Parsing altered brain connectivity in neurodevelopmental disorders by integrating graph-based normative modeling and deep generative networks

TL;DR

The Brain Representation via Individualized Deep Generative Embedding (BRIDGE) framework is presented, which integrates normative modeling with a bio-inspired deep generative model to create a reference trajectory of connectivity transformation as part of neurotypical development and forms powerful tools for quantifying developmental divergence in connectivity patterns.

Abstract

Divergent brain connectivity is thought to underlie the behavioral and cognitive symptoms observed in many neurodevelopmental disorders.

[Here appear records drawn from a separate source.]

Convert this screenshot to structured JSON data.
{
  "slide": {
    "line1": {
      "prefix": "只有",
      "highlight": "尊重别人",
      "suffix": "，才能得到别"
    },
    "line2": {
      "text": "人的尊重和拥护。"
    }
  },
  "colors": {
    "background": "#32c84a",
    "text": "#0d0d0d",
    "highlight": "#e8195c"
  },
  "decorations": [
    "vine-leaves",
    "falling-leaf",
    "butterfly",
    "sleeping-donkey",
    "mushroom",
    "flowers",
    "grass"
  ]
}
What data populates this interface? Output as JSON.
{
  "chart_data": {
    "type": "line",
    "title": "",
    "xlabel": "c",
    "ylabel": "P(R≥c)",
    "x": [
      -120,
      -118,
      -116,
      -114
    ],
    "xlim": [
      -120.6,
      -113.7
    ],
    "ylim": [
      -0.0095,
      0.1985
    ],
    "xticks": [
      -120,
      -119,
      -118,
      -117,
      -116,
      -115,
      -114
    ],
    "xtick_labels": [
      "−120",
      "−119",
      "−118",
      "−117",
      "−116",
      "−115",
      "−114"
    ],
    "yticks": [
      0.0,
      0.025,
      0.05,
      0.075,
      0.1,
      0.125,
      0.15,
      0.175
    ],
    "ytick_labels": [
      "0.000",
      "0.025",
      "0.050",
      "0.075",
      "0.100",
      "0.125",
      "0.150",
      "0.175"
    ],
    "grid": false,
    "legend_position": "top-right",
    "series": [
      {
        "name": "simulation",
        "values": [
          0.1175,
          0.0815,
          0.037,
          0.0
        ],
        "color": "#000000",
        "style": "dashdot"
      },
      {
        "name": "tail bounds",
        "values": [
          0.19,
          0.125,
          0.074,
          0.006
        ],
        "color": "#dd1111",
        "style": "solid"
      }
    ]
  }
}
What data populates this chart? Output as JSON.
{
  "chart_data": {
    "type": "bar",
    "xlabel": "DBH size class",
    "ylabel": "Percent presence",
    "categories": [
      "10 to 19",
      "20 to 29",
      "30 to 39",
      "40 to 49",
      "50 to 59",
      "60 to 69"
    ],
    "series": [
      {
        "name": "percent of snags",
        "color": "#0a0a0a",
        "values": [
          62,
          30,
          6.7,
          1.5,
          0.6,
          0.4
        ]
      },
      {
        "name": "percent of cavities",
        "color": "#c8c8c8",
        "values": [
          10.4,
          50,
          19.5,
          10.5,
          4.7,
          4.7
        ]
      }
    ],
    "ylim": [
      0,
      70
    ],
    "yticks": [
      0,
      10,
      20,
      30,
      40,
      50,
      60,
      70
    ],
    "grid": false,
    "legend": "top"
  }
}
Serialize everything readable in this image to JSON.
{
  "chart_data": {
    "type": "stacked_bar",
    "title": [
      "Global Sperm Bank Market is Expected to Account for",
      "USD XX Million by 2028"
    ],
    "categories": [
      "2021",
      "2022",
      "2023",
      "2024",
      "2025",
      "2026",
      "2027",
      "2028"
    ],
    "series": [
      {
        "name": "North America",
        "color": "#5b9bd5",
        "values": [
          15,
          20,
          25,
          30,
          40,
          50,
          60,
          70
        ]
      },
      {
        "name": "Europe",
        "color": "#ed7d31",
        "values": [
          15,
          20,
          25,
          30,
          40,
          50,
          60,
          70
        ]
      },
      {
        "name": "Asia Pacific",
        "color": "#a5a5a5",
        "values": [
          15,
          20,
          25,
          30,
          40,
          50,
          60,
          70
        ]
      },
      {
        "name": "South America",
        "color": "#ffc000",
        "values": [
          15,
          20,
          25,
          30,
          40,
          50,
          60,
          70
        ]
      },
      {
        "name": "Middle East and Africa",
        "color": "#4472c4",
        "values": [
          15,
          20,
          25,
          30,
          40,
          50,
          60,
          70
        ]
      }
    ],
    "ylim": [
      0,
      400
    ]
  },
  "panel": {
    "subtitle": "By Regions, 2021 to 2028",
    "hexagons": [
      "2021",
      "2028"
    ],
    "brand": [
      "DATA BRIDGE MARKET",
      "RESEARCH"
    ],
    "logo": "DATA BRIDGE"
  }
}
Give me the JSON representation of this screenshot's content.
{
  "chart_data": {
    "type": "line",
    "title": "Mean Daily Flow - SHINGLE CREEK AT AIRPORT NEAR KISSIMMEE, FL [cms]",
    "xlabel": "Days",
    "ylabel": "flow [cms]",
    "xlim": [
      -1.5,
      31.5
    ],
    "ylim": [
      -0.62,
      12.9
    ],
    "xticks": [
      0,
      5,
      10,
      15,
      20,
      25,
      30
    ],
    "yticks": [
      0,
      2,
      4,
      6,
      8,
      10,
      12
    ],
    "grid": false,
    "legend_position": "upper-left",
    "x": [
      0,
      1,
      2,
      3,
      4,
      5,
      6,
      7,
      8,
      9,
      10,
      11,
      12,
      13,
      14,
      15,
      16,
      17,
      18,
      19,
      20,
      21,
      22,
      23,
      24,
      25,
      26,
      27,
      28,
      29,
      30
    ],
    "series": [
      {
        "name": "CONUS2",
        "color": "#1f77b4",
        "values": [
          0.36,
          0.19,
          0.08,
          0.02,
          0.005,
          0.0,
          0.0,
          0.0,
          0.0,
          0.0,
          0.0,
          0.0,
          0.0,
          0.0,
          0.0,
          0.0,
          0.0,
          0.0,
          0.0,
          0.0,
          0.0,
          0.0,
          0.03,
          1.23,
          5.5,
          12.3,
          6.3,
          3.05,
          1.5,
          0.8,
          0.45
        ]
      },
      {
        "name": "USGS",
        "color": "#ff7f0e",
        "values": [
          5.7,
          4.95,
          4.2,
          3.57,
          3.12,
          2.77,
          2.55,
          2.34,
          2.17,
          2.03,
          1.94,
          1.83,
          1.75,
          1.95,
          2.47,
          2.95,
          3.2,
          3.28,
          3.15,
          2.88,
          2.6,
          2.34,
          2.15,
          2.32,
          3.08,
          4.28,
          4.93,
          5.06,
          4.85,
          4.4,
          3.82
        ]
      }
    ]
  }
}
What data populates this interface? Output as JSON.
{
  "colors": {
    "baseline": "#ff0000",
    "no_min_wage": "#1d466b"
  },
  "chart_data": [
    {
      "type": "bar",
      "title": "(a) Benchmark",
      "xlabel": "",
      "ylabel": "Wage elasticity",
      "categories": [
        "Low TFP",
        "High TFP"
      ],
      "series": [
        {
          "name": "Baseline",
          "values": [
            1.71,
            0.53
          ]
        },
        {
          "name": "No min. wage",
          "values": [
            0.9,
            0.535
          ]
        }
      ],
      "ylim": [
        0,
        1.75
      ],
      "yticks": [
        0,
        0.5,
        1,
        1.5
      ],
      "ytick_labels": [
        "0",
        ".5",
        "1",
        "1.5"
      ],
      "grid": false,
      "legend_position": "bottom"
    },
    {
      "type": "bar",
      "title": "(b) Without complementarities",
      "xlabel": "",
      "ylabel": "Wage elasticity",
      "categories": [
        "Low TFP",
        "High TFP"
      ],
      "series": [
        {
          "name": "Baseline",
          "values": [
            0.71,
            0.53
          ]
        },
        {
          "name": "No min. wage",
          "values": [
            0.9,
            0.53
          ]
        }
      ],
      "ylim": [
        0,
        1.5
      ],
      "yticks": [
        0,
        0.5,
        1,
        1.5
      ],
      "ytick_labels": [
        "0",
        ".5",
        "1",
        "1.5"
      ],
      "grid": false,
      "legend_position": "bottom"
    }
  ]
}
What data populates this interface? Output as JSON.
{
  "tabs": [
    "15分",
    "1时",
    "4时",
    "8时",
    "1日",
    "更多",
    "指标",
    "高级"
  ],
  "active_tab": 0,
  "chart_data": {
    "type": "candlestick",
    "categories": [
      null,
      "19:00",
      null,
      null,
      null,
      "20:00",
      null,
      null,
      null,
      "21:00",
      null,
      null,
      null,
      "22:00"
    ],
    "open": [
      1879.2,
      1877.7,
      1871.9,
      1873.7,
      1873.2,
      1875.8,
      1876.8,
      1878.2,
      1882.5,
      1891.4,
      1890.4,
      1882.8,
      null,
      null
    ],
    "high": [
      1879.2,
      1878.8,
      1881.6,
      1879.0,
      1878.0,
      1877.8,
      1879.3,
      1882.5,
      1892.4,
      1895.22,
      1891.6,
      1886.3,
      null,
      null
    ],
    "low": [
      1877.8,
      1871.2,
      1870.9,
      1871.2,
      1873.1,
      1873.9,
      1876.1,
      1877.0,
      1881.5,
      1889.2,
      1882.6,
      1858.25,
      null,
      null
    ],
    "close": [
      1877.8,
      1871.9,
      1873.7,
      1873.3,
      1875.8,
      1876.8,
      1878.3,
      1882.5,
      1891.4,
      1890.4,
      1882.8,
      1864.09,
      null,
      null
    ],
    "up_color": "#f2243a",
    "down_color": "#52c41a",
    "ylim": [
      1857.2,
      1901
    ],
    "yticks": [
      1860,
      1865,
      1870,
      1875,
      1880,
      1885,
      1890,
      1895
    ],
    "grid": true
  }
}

Quantifying divergence from neurotypical connectivity patterns offers a promising pathway to inform diagnosis and therapeutic interventions. While advanced neuroimaging techniques, such as diffusion MRI (dMRI), have facilitated the mapping of brain's structural connectome, the challenge lies in accurately modeling developmental trajectories within these complex networked structures to create robust neurodivergence markers. In this work, we present the Brain Representation via Individualized Deep Generative Embedding (BRIDGE) framework, which integrates normative modeling with a bio-inspired deep generative model to create a reference trajectory of connectivity transformation as part of neurotypical development. This will enable the assessment of neurodivergence by comparing individuals to the established neurotypical trajectory. BRIDGE provides a global neurodivergence score based on the difference between connectivity-based brain age and chronological age, along with region-wise neurodivergence maps that highlight localized connectivity differences. Application of BRIDGE to a large cohort of children with autism spectrum disorder demonstrates that the global neurodivergence score correlates with clinical assessments in autism, and the regional map offers insights into the heterogeneity at the individual level in neurodevelopmental disorders. Together, the neurodivergence score and map form powerful tools for quantifying developmental divergence in connectivity patterns, advancing the development of imaging markers for personalized diagnosis and intervention in various clinical contexts.

Figures (7)

• Figure 1: Overview of the BRIDGE framework. A) Architecture of the BRIDGE model for learning neurotypical developmental trajectories of structural connectivity using connectomes. Graph-based VAE was used to encode the structural connectivity information in connectome via lower-dimensional latent features. The BRIDGE decoder mapped these latent features to each brain region and inferred the regional features to generate structural connectomes. This generative process was guided by two biological wiring constraints, Hebbian learning and cost minimization. B) Illustration showing how two properties of brain connectivity, homophilic facilitation and rich-club organization, could be replicated by the BRIDGE model via specific regional features. C) Derivation of the region-wise neurodivergence map and the global neurodivergence score.
• Figure 2: Performance of the BRIDGE model were compared with two other deep generative models (FC-VAE, GCN-VAE) and 13 classic generative network models based on the dissimilarity between generated and actual structural connectomes. For the CAR dataset, dissimilarity was computed separately for the neurotypical group and the autism group. The BRIDGE model achieved the lowest dissimilarity, positioning it as the optimal choice for both datasets irrespective of diagnostic status.
• Figure 3: Visualization of latent space using t-SNE. Latent features derived from BRIDGE showed a notable age-related trend for neurotypical participants in both the PNC (left) and CAR (right) cohorts. Feature dimensions were reduced to 2D using t-SNE for visualization. Each dot was colored according to the participant's chronological age. The average trajectories of neurotypical participants across different ages were represented using as the black dashed lines.
• Figure 4: Ablation study by removing each building component in BRIDGE. The constituent elements of BRIDGE and three competing models were illustrated in the table. Comparative assessment of percentage changes upon removal of each building components was evaluated through MAE, RMSE, and R metrics.
• Figure 5: Illustration of neurodivergence in one dimension of latent features captured by the BRIDGE model. Neurotypical participants are represented by blue dots, while autistic children are marked with red "X"s. The neurotypical trajectory across different chronological ages is shown as a blue line, enveloped by a shaded area representing the 95% confidence interval, reflecting the variability among neurotypicals. Autistic children display divergent developmental patterns in their latent features compared to neurotypicals.